Mention the word sperm, and watch everyone’s inner Adam Sandler emerge and begin to get the giggles. Even the briefest exploration into the real world of sperm donation will reveal that what is portrayed in Hollywood, blogged about on the internet, and reported in the media actually bears very little resemblance to the facts.
Let’s look at some widely-held beliefs about sperm donation:
White men wanted --- but gingers need not apply
Men of color, especially men of African descent, are particularly underrepresented at U.S. sperm banks, and are actively recruited. Sperm banks want to have a broad range of donors to serve their clients. Every ethnic background and combination of hair, skin and eye color is desired. If a woman has a redheaded partner, you can bet she is looking for a redheaded sperm donor.
Donors are weird, creepy losers with no other way to earn money
It would be nice if Hollywood could get a bit more creative here. Donors are Everyman. Many are students, artists, writers, dads, athletes, and other men who have flexible, part- or full-time jobs and choose to be sperm donors out of a sincere desire to help others create families.
Every donor has to be at least 6 feet tall and look like a leading man
Most sperm banks will accept applicants who are 5’9” and taller, and some accept men who are at least 5’7” tall. There’s no beauty contest here. Sperm donors look like all the other real men out there in the world. The unifying factor is that they are healthy, having passed rigorous screening.

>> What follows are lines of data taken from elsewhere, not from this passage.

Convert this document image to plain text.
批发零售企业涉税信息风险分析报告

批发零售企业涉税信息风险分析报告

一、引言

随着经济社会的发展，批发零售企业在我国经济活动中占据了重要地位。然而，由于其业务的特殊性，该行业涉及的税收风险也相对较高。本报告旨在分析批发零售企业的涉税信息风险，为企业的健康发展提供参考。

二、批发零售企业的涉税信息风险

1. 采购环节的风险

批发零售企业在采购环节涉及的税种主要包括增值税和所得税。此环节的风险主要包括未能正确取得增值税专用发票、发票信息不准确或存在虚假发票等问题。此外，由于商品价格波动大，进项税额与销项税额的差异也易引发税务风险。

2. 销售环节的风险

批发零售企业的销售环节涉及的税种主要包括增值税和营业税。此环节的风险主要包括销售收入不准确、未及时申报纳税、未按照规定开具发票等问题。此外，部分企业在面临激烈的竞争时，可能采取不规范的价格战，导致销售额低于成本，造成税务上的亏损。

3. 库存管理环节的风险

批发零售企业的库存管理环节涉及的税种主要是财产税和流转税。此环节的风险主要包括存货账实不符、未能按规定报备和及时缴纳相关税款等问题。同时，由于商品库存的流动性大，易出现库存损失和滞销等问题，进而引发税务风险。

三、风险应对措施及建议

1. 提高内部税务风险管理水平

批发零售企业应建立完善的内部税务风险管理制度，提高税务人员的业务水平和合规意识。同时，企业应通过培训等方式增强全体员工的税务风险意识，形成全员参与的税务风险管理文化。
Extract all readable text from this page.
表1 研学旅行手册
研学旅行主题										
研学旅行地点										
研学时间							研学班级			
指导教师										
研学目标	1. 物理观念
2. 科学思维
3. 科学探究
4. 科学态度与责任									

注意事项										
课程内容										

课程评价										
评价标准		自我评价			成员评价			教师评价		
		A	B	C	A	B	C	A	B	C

Only medical school students or PhD students are accepted
Depending on the sperm bank, men whose highest level of education is a high school diploma are eligible, though men with Bachelor’s degrees and higher are preferred. Typically, women looking for a sperm donor tend to choose one who has had some college education, but that’s just one of many desirable characteristics they are seeking.
Offspring (or their birth moms) will come after donors for money
Donor-conceived individuals are, as a group, deeply wanted children with strong family structures. There are no unintended pregnancies in this population. In well-managed, anonymous sperm donor programs, donors have no legal rights or responsibilities for those offspring, either as children or adults.
Donors have hundreds of offspring
The idea that one sperm donor might have 533 offspring is good material for a movie like Delivery Man, perhaps, but it doesn’t have much basis in reality. Although there are reports of some sperm donors worldwide having 50-100 offspring, sperm banks limit the number of families who can use the same donor, so the average number of offspring per donor is much lower. The Sperm Bank of California (TSBC) has the lowest family limit in the U.S.; donors are restricted to 10 families. To maintain family limits, sperm banks rely on women reporting their pregnancy outcomes accurately and consistently.
Around the world, lesbian couples, single women, and women with male partners with infertility benefit from the generosity of sperm donors who have shared their genetic material so that others can have the family they’ve always wanted. One day, maybe, a proud sperm donor will earn the same kind of respect as the much-admired egg donor already does.